Para hablar del eminente médico argentino Ignacio Pirovano me gustaría empezar con un aforismo: ”A una mano abierta, siempre la guía un corazón… abierto”.
Pirovano nació el 23 de agosto de 1844 en Buenos Aires, en el barrio de Belgrano. Falleció muy pronto, el 2 de julio de 1895, a los 50 años, víctima de un cáncer.
De escasos recursos económicos, pudo graduarse como farmacéutico. Posteriormente, con 28 años, se recibió de médico. Ya su bisabuelo y su abuelo habían sido también médicos, en Italia.
Era un hombre muy serio, seguro de sí mismo y muy reservado. Pero al lado del paciente era bondadoso y muy cordial en su trato.
Recién recibido, hecho no común, había obtenido un cierto prestigio como cirujano.
Becado por el gobierno de Buenos Aires, viajó a París, donde conoció y frecuentó a Luis Pasteur. Y allí también conoció al doctor Lister, uno de los principales impulsores de las modernas medidas de asepsia, es decir de higiene total, para las salas y prácticas quirúrgicas.
Este contacto con Lister le daría a nuestro científico los fundamentos de los métodos antisépticos, que introduciría en el país.
Pirovano regresó a Buenos Aires tres años después, doctorado en la Facultad de Medicina de París.

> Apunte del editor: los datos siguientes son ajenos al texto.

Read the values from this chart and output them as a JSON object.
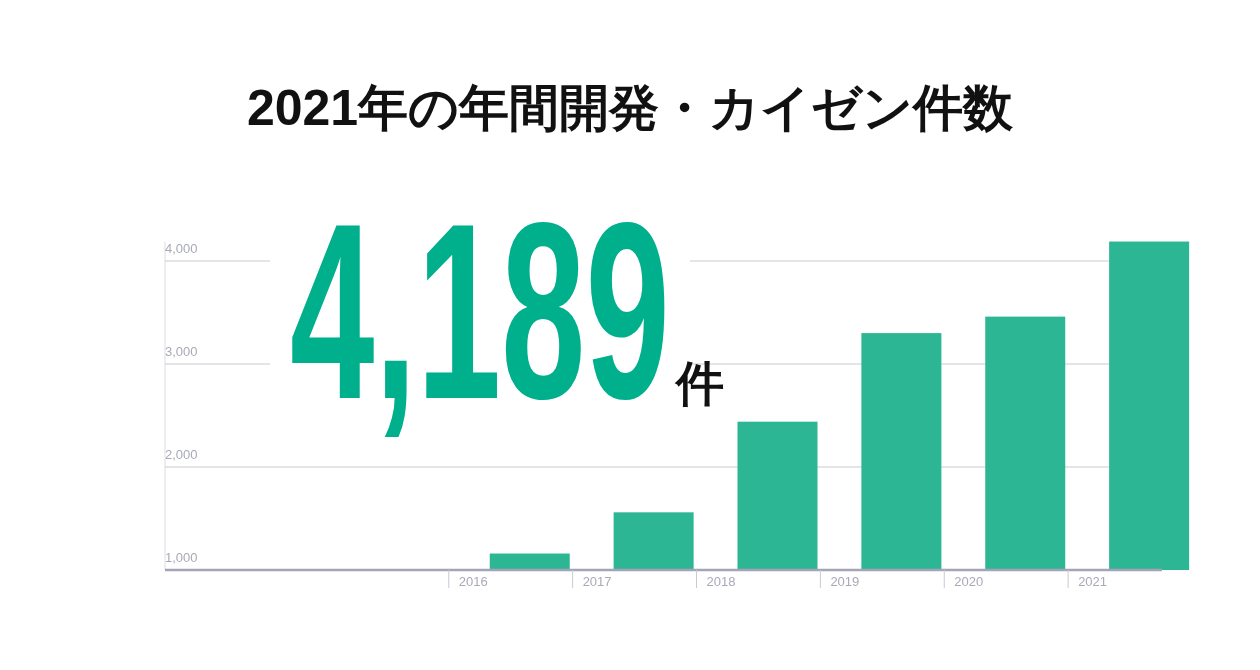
{
  "chart_data": {
    "type": "bar",
    "title": "2021年の年間開発・カイゼン件数",
    "categories": [
      null,
      null,
      "2016",
      "2017",
      "2018",
      "2019",
      "2020",
      "2021"
    ],
    "values": [
      null,
      null,
      1160,
      1560,
      2440,
      3300,
      3460,
      4189
    ],
    "color": "#2db694",
    "ylim": [
      1000,
      4189
    ],
    "yticks": [
      {
        "value": 1000,
        "label": "1,000"
      },
      {
        "value": 2000,
        "label": "2,000"
      },
      {
        "value": 3000,
        "label": "3,000"
      },
      {
        "value": 4000,
        "label": "4,000"
      }
    ],
    "grid": "y",
    "annotations": [
      "4,189件"
    ]
  }
}
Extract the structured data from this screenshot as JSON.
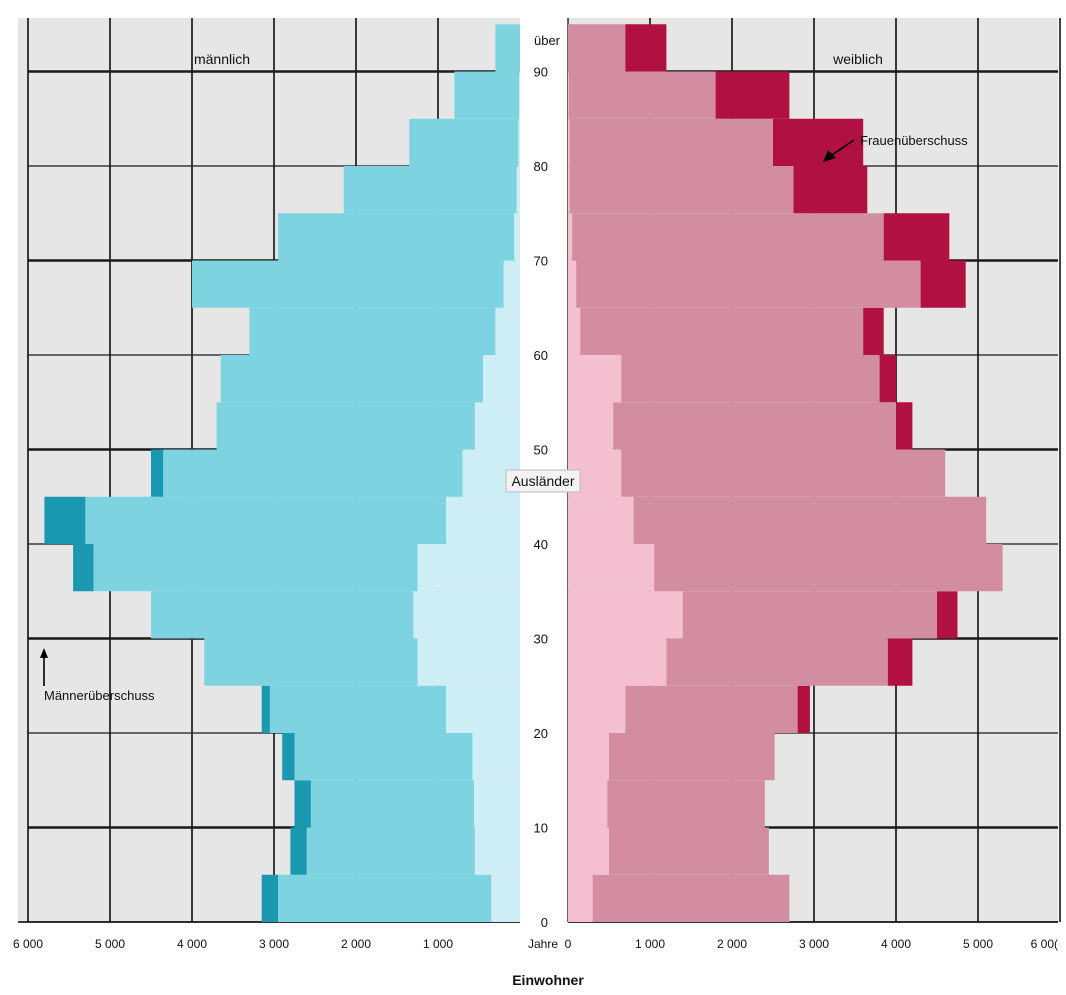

Y fue inmediatamente designado profesor titular de la cátedra de Histología y Anatomía Patológica, en la Universidad de Buenos Aires.
La vestimenta en el quirófano, a sugerencia suya, incluyó un largo guardapolvo de mangas cortas. Suplía así el anticuado y sucio chaqué, con que se operaba en esa época.
Nuestro médico fue el primer director del hospital que hoy lleva merecidamente su nombre y está ubicado en el barrio de Belgrano, en la Ciudad de Buenos Aires.
De su vida y sus aportes he destacado, sin embargo, una anécdota que servirá para cerrar esta semblanza que hoy ofrezco.
En una operación de urgencia, una imprevista hemorragia sufrida por un paciente, hizo indispensable, una muy urgente trasfusión de sangre.
Pero el enfermo tenía un grupo sanguíneo no común y el hospital no contaba con el suficiente para transfundirlo.
Pero, además, ya casi no había tiempo para obtenerlo con peticiones de donantes, con lo que la vida del operado parecía destinada a extinguirse sin remedio.
Sin embargo, el cirujano que lo estaba operando decidió consultar a nuestro protagonista de hoy, al doctor Ignacio Pirovano, para acudir de ese modo a alguien con los conocimientos necesarios para la situación y el único capaz de salvarle la vida al paciente. El cirujano, entonces, le notificó el casi insoluble problema que afrontaba. Pirovano era en ese momento director del hospital donde se estaba llevando adelante la compleja cirugía y donde se había presentado la complicación.
Al enterarse del problema, Pirovano le respondió de inmediato al cirujano: ”No se desespere, doctor. Yo poseo casualmente, ese grupo sanguíneo”.
Sorprendido, el médico le preguntó: ”¿Y usted va a dar su sangre, director?”. A lo que el protagonista de nuestra semblanza de hoy respondió: ”En este momento no soy el director del hospital. Soy un ciudadano que puede ayudar a un semejante. Preparen ya la trasfusión que en pocos minutos estaré en el quirófano”.
Por supuesto, gracias a su rápida decisión, se pudo efectuar la operación y la vida de este paciente, que parecía con las horas contadas, fue por fin salvada.
Este hecho define claramente la condición humana de nuestro hombre de hoy, a quien considero que cabe este aforismo impreso en uno de mis libros y con el que cierro esta nota.
El aforismo es sencillo y dice: ”El generoso regala algo que le pertenece. El altruista, regala algo, de sí mismo”.